Says Greenberg, "Children more than anything need their parents' support ... and how the parents deliver that support makes a tremendous difference. By going on social media and bringing it to another level, [a parent] potentially can exacerbate the problem, because what happens here is the conflict escalates. And then the parents start arguing with one another ... that's not going to be effective in any manner."

"If you attack parents on social media, you're setting up another conflictual relationship on top of the bullying situation," she adds. "And really, even the loveliest people get defensive about their kids."

This approach may also have another downside for the child who has been bullied, Wenner Moyer points out: "It could be embarrassing in some way [or] shaming" to have their personal experience shared publicly.

Don't brush off bullying.

Telling a kid to get over a bullying situation or to toughen up isn't helpful. In more than three decades of her therapy practice, Greenberg has seen firsthand the short- and long-term impacts being bullied can have on a person's mental health, including anxiety, social isolation, depression, the development of phobias and more.
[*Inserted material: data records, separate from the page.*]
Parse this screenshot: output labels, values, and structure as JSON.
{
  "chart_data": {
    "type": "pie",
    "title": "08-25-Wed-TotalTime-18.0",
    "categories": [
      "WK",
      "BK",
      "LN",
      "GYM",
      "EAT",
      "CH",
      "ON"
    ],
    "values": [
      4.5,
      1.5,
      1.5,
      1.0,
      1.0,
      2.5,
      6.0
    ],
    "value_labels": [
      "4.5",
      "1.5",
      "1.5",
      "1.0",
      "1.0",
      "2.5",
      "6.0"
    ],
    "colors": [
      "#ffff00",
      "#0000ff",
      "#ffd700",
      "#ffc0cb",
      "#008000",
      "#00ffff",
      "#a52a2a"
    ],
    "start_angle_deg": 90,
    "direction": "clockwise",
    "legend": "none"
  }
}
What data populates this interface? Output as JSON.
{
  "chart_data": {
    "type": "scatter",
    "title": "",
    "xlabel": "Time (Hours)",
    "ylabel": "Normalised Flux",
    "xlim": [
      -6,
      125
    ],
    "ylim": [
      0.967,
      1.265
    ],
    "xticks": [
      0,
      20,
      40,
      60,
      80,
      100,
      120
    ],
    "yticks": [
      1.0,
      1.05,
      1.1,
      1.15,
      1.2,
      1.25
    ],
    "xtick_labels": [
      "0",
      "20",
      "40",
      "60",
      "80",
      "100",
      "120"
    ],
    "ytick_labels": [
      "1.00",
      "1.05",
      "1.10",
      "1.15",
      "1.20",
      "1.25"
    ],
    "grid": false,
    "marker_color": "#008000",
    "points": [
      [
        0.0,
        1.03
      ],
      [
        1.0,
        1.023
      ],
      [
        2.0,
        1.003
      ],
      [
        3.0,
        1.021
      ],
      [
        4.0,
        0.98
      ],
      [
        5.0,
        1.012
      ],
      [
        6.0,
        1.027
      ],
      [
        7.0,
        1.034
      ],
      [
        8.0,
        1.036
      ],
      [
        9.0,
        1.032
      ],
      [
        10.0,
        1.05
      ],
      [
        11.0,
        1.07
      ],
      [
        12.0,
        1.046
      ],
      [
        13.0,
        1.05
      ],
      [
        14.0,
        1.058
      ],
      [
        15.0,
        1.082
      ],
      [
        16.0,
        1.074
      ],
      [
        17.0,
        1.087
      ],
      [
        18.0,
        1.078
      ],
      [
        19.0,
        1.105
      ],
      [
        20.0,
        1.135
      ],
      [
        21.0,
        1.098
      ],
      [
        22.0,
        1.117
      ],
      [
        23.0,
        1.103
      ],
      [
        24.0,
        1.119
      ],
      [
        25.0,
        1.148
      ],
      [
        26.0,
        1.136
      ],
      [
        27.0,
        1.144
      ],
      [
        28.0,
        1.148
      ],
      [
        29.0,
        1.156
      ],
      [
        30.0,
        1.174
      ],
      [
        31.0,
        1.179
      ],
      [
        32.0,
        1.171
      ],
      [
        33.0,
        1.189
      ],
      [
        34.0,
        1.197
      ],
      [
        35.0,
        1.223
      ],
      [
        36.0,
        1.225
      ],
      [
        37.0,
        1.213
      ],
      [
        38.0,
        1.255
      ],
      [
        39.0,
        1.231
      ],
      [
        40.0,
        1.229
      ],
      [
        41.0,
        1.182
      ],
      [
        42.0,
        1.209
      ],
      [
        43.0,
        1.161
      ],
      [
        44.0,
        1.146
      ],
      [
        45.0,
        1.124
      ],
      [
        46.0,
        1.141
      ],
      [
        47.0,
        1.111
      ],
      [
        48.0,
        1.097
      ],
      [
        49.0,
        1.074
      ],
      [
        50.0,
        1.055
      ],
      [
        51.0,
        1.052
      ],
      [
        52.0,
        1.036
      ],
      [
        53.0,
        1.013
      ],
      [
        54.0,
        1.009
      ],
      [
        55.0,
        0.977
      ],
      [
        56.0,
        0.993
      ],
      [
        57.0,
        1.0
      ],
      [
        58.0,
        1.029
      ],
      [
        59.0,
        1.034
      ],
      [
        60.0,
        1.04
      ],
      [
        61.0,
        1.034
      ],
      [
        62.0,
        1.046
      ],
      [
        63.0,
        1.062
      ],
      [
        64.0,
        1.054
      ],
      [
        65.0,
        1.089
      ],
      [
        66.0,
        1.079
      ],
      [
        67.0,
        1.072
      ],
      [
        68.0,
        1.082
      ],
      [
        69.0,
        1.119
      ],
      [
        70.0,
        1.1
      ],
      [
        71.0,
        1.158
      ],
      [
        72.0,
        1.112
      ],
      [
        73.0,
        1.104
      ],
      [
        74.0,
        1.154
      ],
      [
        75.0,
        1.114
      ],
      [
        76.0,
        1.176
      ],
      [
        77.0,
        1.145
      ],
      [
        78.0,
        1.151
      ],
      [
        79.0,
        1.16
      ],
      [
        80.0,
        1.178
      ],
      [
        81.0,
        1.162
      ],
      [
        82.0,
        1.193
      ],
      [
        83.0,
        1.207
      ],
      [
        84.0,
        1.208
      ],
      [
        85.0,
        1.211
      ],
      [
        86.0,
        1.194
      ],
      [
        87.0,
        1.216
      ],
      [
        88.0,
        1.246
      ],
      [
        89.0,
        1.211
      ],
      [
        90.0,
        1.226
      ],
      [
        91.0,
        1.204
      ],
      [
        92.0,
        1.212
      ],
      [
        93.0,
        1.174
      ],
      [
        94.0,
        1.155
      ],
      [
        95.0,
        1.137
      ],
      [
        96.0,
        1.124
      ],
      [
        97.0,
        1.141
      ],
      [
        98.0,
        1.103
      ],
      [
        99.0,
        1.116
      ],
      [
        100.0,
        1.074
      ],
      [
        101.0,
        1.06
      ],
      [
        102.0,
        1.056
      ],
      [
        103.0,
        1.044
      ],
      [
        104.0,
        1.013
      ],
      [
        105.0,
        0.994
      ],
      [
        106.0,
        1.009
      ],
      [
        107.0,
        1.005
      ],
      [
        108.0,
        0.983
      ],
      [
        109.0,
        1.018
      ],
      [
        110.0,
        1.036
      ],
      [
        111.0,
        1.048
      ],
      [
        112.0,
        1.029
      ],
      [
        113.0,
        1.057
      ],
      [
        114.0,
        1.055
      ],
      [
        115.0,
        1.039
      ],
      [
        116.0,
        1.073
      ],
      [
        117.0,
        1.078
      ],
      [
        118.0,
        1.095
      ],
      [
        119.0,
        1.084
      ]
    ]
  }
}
"People have a very hard time forgetting their childhood bullies," she adds. "I speak to plenty of adults who remember the first and last name of their childhood bullies. There's a post-traumatic stress disorder kind of thing that happens. ... It's traumatic being bullied: Going to a place where you're supposed to be safe and then being taunted. The school is supposed to be an emotionally safe space, and when it's not, you have the recipe for all kinds of mental health issues."